Раймон вздрогнул. Титулы, присвоенные каждому из них, уже говорили о многом. Вот только зачем он нужен был в этом кругу, если был для них всего лишь «полуэльфом»?
Выбора, впрочем, не было. Раймон остался стоять неподвижно, дожидаясь, пока эльфы младших ветвей покинут зал.
Леди Айнира так же молча стояла справа от трона, на том месте, которое занимала уже много лет — а может быть, и веков.
Белл встал, точно ему неуютно было сидеть под её пристальным взглядом, и, сложив руки на груди, уставился в пол.
— Все мы понимаем, — сказал он, — что после смерти отца Дом не останется прежним.
Ответом ему стала тишина. Видимо, это в самом деле понимали все.
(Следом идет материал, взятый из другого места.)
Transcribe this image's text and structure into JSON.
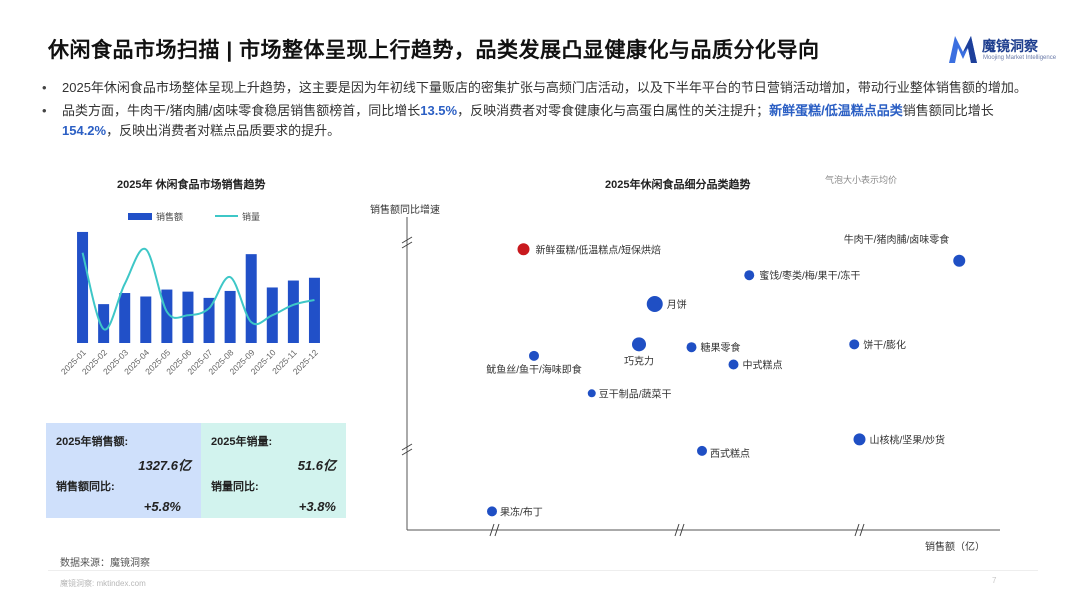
{
  "header": {
    "title": "休闲食品市场扫描 | 市场整体呈现上行趋势，品类发展凸显健康化与品质分化导向",
    "logo_name": "魔镜洞察",
    "logo_sub": "Moojing Market Intelligence"
  },
  "bullets": {
    "b1": "2025年休闲食品市场整体呈现上升趋势，这主要是因为年初线下量贩店的密集扩张与高频门店活动，以及下半年平台的节日营销活动增加，带动行业整体销售额的增加。",
    "b2_part1": "品类方面，牛肉干/猪肉脯/卤味零食稳居销售额榜首，同比增长",
    "b2_num1": "13.5%",
    "b2_part2": "，反映消费者对零食健康化与高蛋白属性的关注提升；",
    "b2_cat": "新鲜蛋糕/低温糕点品类",
    "b2_part3": "销售额同比增长",
    "b2_num2": "154.2%",
    "b2_part4": "，反映出消费者对糕点品质要求的提升。"
  },
  "kpis": {
    "sales_label": "2025年销售额:",
    "sales_value": "1327.6亿",
    "sales_yoy_label": "销售额同比:",
    "sales_yoy_value": "+5.8%",
    "volume_label": "2025年销量:",
    "volume_value": "51.6亿",
    "volume_yoy_label": "销量同比:",
    "volume_yoy_value": "+3.8%"
  },
  "colors": {
    "bar": "#2150c8",
    "line": "#3ec7c7",
    "bubble": "#1f4fc4",
    "bubble_highlight": "#c8191e",
    "kpi_blue_bg": "#cfe0fb",
    "kpi_teal_bg": "#d2f3ee",
    "accent_text": "#2b5fc4"
  },
  "chart_data": [
    {
      "type": "bar",
      "title": "2025年 休闲食品市场销售趋势",
      "categories": [
        "2025-01",
        "2025-02",
        "2025-03",
        "2025-04",
        "2025-05",
        "2025-06",
        "2025-07",
        "2025-08",
        "2025-09",
        "2025-10",
        "2025-11",
        "2025-12"
      ],
      "series": [
        {
          "name": "销售额",
          "type": "bar",
          "values": [
            160,
            56,
            72,
            67,
            77,
            74,
            65,
            75,
            128,
            80,
            90,
            94
          ]
        },
        {
          "name": "销量",
          "type": "line",
          "values": [
            130,
            20,
            85,
            135,
            45,
            40,
            50,
            95,
            30,
            40,
            55,
            62
          ]
        }
      ],
      "legend": "top",
      "grid": false
    },
    {
      "type": "scatter",
      "title": "2025年休闲食品细分品类趋势",
      "note": "气泡大小表示均价",
      "xlabel": "销售额（亿）",
      "ylabel": "销售额同比增速",
      "xlim": [
        0,
        100
      ],
      "ylim": [
        0,
        100
      ],
      "axis_breaks": true,
      "points": [
        {
          "label": "新鲜蛋糕/低温糕点/短保烘焙",
          "x": 14,
          "y": 94,
          "size": 6,
          "highlight": true
        },
        {
          "label": "牛肉干/猪肉脯/卤味零食",
          "x": 97,
          "y": 90,
          "size": 6,
          "highlight": false
        },
        {
          "label": "蜜饯/枣类/梅/果干/冻干",
          "x": 57,
          "y": 85,
          "size": 5,
          "highlight": false
        },
        {
          "label": "月饼",
          "x": 39,
          "y": 75,
          "size": 8,
          "highlight": false
        },
        {
          "label": "巧克力",
          "x": 36,
          "y": 61,
          "size": 7,
          "highlight": false
        },
        {
          "label": "糖果零食",
          "x": 46,
          "y": 60,
          "size": 5,
          "highlight": false
        },
        {
          "label": "饼干/膨化",
          "x": 77,
          "y": 61,
          "size": 5,
          "highlight": false
        },
        {
          "label": "中式糕点",
          "x": 54,
          "y": 54,
          "size": 5,
          "highlight": false
        },
        {
          "label": "鱿鱼丝/鱼干/海味即食",
          "x": 16,
          "y": 57,
          "size": 5,
          "highlight": false
        },
        {
          "label": "豆干制品/蔬菜干",
          "x": 27,
          "y": 44,
          "size": 4,
          "highlight": false
        },
        {
          "label": "山核桃/坚果/炒货",
          "x": 78,
          "y": 28,
          "size": 6,
          "highlight": false
        },
        {
          "label": "西式糕点",
          "x": 48,
          "y": 24,
          "size": 5,
          "highlight": false
        },
        {
          "label": "果冻/布丁",
          "x": 8,
          "y": 3,
          "size": 5,
          "highlight": false
        }
      ]
    }
  ],
  "footer": {
    "source": "数据来源：魔镜洞察",
    "url": "魔镜洞察: mktindex.com",
    "page": "7"
  }
}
— Полагаю, — он сверкнул глазами в направлении Айниры, — найдутся те, кто считает свои права на титул Владыки более законными, чем мои.
— Я чту завещание Тауфина, — сказала Айнира спокойно. — В тот день, когда мои дети перестанут считать тебя своим господином, мы покинем этот дом. Но рушить то, что построил мой брат, я не собираюсь.
— Я рад, — сухо ответил Белл и перевёл взгляд на Раймона, а затем на Ингрид. — Я тоже чту завещание отца. Ты знаешь, Ингрид, что его волей было заключить брак между тобой и кем-то из дома Саламандры.
Ингрид заметно побледнела.
— У тебя будет выбор, сестра. Так хотел отец, и я тоже считаю это справедливым. Дом Саламандры велик, и вскоре тебе предстоит познакомиться с детьми из старшей ветви.
Сердце Раймона неприятно кольнуло, когда он увидел, что Ингрид вздохнула с облегчением.
— Но помни, — повысил голос Белл. — Я — глава дома. Моя воля так же неоспорима, как была воля отца. Если ты забудешь об этом, мне придётся принять то решение, которое будет выгоднее для семьи.
Ингрид стиснула зубы и быстро кивнула.
Белл повернулся к Раймону.
— Ты, — сказал он. На губах его промелькнула лёгкая улыбка, а взгляд стал колючим. — Мой отец назвал тебя сыном, — при каждом слове Белл делал один небольшой шаг в направлении Раймона, и тот с трудом подавил желание отступить назад, когда Белл оказался в нескольких дюймах от него. — Но я никогда не называл тебя братом. Думаю, очевидно, что настолько дикое и грязное существо, как ты, не может претендовать на основание собственной ветви в доме Синего Дракона, а значит, и братом владыки ты быть не можешь.
Раймон до боли впился ногтями в ладони, удерживаясь от желания ударить по самодовольной эльфийской роже.
— Белл, завещание отца, — прозвучал из-за спины наполненный металлом женский голос.